The FrameNet Project aims to cover as much as possible of what is involved in understanding text. The database groups words according to the semantic frames – schematic representations of situation types (like eating, removing, etc.) – that they participate in and describes the patterns in which they combine with other words and phrases according to how frame elements are expressed. Loosely defined, frame elements are the things that are worth talking about within the frame activated by a word. For example, verbs of buying and selling involve a buyer, a seller, some goods, and some money, either explicitly in a sentence or implicitly in a situation; verbs of revenge involve an avenger, an offender, an injured party, and a punishment.

Chuck said, “We’re building information about English for both people and computers – for people who want to design programs and for people who want information about English and the way the mind works.”

More than a decade after its inception, the FrameNet Project continues to add to its database. The project has manually annotated more than 150,000 sentences, and has defined more than 12,000 lexical units (a pairing of a word with a meaning), 8,000 of which have been annotated. A searchable database provided on the FrameNet Web site includes lists of frames, frame elements, and example sentences for all meanings of each word. The database also describes the formal and semantic properties of special grammatical constructions that mean something different from the sum of their parts.
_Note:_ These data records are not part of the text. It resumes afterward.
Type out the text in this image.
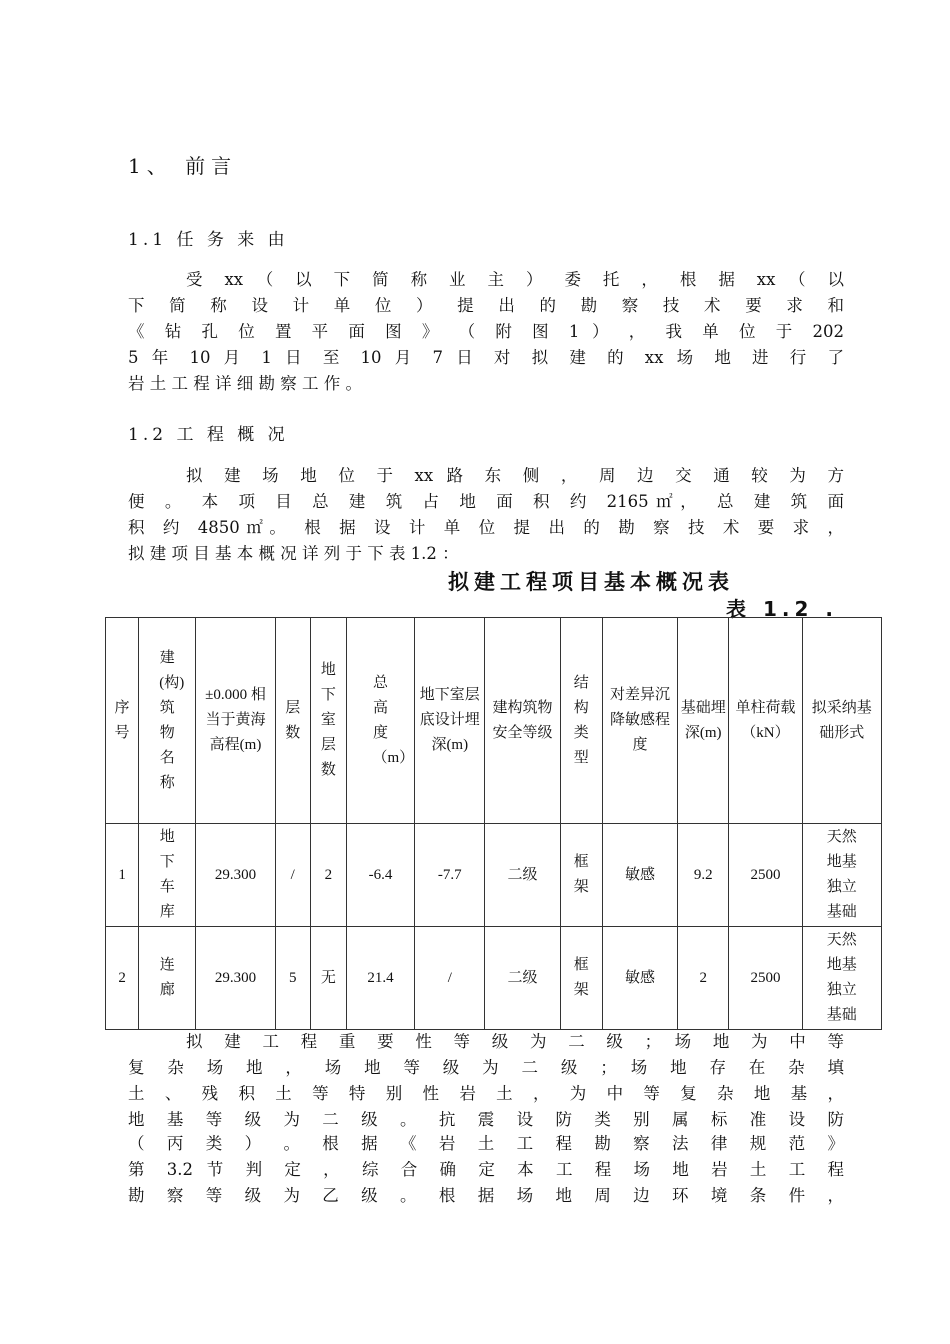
1、 前言
1.1 任 务 来 由
受 xx （ 以 下 简 称 业 主 ） 委 托 ， 根 据 xx （ 以
下 简 称 设 计 单 位 ） 提 出 的 勘 察 技 术 要 求 和
《 钻 孔 位 置 平 面 图 》 （ 附 图 1 ） ， 我 单 位 于 202
5 年 10 月 1 日 至 10 月 7 日 对 拟 建 的 xx 场 地 进 行 了
岩 土 工 程 详 细 勘 察 工 作 。
1.2 工 程 概 况
拟 建 场 地 位 于 xx 路 东 侧 ， 周 边 交 通 较 为 方
便 。 本 项 目 总 建 筑 占 地 面 积 约 2165㎡， 总 建 筑 面
积 约 4850㎡。 根 据 设 计 单 位 提 出 的 勘 察 技 术 要 求 ，
拟 建 项 目 基 本 概 况 详 列 于 下 表 1.2 ：
拟建工程项目基本概况表
表 1.2 .
序号	建(构)筑物名称	±0.000 相当于黄海高程(m)	层数	地下室层数	总高度（m）	地下室层底设计埋深(m)	建构筑物安全等级	结构类型	对差异沉降敏感程度	基础埋深(m)	单柱荷载（kN）	拟采纳基础形式
1	地下车库	29.300	/	2	-6.4	-7.7	二级	框架	敏感	9.2	2500	天然地基独立基础
2	连廊	29.300	5	无	21.4	/	二级	框架	敏感	2	2500	天然地基独立基础
拟 建 工 程 重 要 性 等 级 为 二 级 ； 场 地 为 中 等
复 杂 场 地 ， 场 地 等 级 为 二 级 ； 场 地 存 在 杂 填
土 、 残 积 土 等 特 别 性 岩 土 ， 为 中 等 复 杂 地 基 ，
地 基 等 级 为 二 级 。 抗 震 设 防 类 别 属 标 准 设 防
（ 丙 类 ） 。 根 据 《 岩 土 工 程 勘 察 法 律 规 范 》
第 3.2 节 判 定 ， 综 合 确 定 本 工 程 场 地 岩 土 工 程
勘 察 等 级 为 乙 级 。 根 据 场 地 周 边 环 境 条 件 ，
“By finding representative examples of the uses of each word and classifying the meanings of the phrases that go with them,” Chuck said, “we are able to include in our database information about the words in our language that standard dictionaries simply don’t have room for.”

The FrameNet resource has been used in the development of various natural language processing applications such as question answering and machine translation and in the creation of lexicons for other languages. Other researchers have begun developing FrameNets for several languages besides English, including Chinese, Japanese, German, Spanish, and Hebrew. As they build these FrameNets, they are finding that different languages have many of the same frames and use words in semantically similar ways as English. The hope is that frame semantics will one day guide automatic machine translation.

The FrameNet database is in use by hundreds of researchers around the world, and Chuck’s work is continually recognized by his colleagues. In 1991, he served as president of the Linguistic Society of America. In 2000, he was awarded an honorary doctorate from the University of Chicago; in August 2009, a three-day conference was held at UC Berkeley in celebration of his 80th birthday, with papers on frame semantics and construction grammar by dozens of his former students and colleagues.